Further explanation of the metric used to assess differences in samples that have been binned using Probability Binning.

T(X) is a statistic which provides an indication of the probability with which two distributions are different and also provides a metric by which multiple distributions can be ranked. The higher the value of T(X), the less like the control sample the test sample is.  T(X) does not depend on the shape of the distribution (i.e., it is nonparametric with regard to the distribution of events).

When T(X) = 0, the two histograms are indistinguishable (p = 0.5) and when T(X) = 1, the populations differ by one standard deviation, giving the probability that the two populations differ p < 0.17. A value T(X) > 4 implies that the two distributions are different with a p < 0.01 (99% confidence). However, the minimum value of T(X) that has biological significance depends on the nature of the data being analyzed and therefore needs to be determined empirically. Only populations which have T(X) values larger than this empirical minimum can be considered to be different.

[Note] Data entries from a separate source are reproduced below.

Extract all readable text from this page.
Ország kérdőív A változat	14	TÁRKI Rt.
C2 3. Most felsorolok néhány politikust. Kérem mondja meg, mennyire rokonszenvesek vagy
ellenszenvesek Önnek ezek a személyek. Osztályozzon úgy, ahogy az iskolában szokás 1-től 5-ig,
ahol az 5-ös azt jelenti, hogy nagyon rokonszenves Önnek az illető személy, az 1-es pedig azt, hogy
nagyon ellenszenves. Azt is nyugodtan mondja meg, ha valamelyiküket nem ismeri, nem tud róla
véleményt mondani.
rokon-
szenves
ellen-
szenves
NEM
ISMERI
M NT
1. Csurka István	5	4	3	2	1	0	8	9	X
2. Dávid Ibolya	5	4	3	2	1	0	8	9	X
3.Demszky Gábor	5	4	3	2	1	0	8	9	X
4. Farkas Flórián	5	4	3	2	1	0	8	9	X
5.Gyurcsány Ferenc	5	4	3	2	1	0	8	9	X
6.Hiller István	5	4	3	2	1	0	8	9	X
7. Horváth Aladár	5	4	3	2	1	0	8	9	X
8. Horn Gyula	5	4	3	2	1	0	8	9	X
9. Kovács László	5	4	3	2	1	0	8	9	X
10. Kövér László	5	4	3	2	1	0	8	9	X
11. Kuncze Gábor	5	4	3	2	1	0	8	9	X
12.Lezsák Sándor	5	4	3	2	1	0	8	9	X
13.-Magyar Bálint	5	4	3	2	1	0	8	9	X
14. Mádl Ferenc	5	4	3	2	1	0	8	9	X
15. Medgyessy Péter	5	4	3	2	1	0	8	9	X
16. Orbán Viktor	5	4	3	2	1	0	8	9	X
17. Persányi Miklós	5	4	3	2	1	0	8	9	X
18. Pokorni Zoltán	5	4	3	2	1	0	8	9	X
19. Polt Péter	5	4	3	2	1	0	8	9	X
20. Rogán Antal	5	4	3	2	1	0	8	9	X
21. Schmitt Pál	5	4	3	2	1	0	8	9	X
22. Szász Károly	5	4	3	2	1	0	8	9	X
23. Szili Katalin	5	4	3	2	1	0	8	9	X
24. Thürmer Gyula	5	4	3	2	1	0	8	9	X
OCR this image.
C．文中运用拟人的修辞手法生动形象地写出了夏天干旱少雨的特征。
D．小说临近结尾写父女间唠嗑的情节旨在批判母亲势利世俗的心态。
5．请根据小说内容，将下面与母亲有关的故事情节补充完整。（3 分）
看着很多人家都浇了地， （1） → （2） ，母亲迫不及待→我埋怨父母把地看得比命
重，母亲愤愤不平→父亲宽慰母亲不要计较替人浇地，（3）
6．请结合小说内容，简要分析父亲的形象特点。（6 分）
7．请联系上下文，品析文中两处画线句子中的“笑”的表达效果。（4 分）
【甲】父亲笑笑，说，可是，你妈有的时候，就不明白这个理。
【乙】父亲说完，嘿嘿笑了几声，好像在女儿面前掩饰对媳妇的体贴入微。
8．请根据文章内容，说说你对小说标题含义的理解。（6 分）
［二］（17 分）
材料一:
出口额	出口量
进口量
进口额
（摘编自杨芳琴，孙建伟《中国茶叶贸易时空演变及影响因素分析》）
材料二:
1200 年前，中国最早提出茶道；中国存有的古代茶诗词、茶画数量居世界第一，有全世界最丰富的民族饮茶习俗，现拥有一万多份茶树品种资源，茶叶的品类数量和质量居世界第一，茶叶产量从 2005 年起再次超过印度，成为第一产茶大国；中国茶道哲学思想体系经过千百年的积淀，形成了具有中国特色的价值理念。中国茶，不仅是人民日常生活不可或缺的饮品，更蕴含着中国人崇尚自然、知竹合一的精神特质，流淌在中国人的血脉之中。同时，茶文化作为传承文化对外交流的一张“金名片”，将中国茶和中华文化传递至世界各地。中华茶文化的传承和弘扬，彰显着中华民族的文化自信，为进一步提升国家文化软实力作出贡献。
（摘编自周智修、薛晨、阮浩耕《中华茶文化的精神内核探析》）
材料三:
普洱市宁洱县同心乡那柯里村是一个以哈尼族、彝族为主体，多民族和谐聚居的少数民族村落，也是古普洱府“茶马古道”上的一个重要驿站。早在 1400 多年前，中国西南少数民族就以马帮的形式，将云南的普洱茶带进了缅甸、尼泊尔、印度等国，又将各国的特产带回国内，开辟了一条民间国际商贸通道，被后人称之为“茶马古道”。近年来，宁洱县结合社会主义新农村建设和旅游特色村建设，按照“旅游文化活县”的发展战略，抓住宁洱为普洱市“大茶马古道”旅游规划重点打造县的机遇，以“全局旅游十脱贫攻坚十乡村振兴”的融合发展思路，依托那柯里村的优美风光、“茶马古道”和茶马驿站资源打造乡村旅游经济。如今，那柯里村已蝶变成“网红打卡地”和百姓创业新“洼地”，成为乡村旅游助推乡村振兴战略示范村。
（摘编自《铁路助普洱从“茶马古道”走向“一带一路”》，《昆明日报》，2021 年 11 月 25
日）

What is max T(X) versus T(X)?  A T(X) = 4 is the same significance whether the maximum value is 50 or 50,000, as it solely indicates that you are four standard deviations away from expected. The reason the max T(X) can vary is that with more events (or more bins) you can achieve greater precision, and thus, greater significance. For example, if you do a Wilcoxon-rank test on two groups of 3 events, the most significant p value you can achieve is about 0.03 (when there is no overlap between the two groups). With 4 events, the most significant p value you can achieve is about 0.004. A p value of 0.05 is the same significance whether the most (or highest) significance you can achieve is 0.03, 0.004, or 10^-44. Similarly with T(X), a T(X) = 4 is the same, whereas the max T(X) tells you what the maximum significance could have been.

 

Establishing the Baseline T(X):

Several populations can be compared in order to determine the minimum T(X) value because machine stability during the collection, as well as inherent variability in the FACS data, are just two reasons why the comparison of a population to itself can give a T(X) > 0.

Minimally, for a baseline value, you can compare a population to itself by opening the Population Comparison platform on a sample and dragging the same sample to the control box. FlowJo compares the two halves of this population (one half made up of every other cell while the other half is made up of the cells in between). Better yet, you can also compare the same sample collected twice (collection at the beginning and end of the sample acquisition best determines the machine stability). Ideally, you should compare several different samples that have been treated with the same stimulation (controls n=2 or 3).

The minimum number of positive events for a well-separated population that results in a statistically significant* T(X) value (>2) is about 100. This minimum does not depend on the number of negative events and depends only slightly on the number of bins. The less the separation between the positive and negative events, the greater the percent positive must be in order for the algorithm to detect the presence of the positive events.

* T(X) will very readily label two samples as MATHEMATICALLY different. It’s up to the user to determine whether this difference is BIOLOGICALLY meaningful. Hence, the baseline T(X) must be established with the controls first before assigning meaning to an unknown.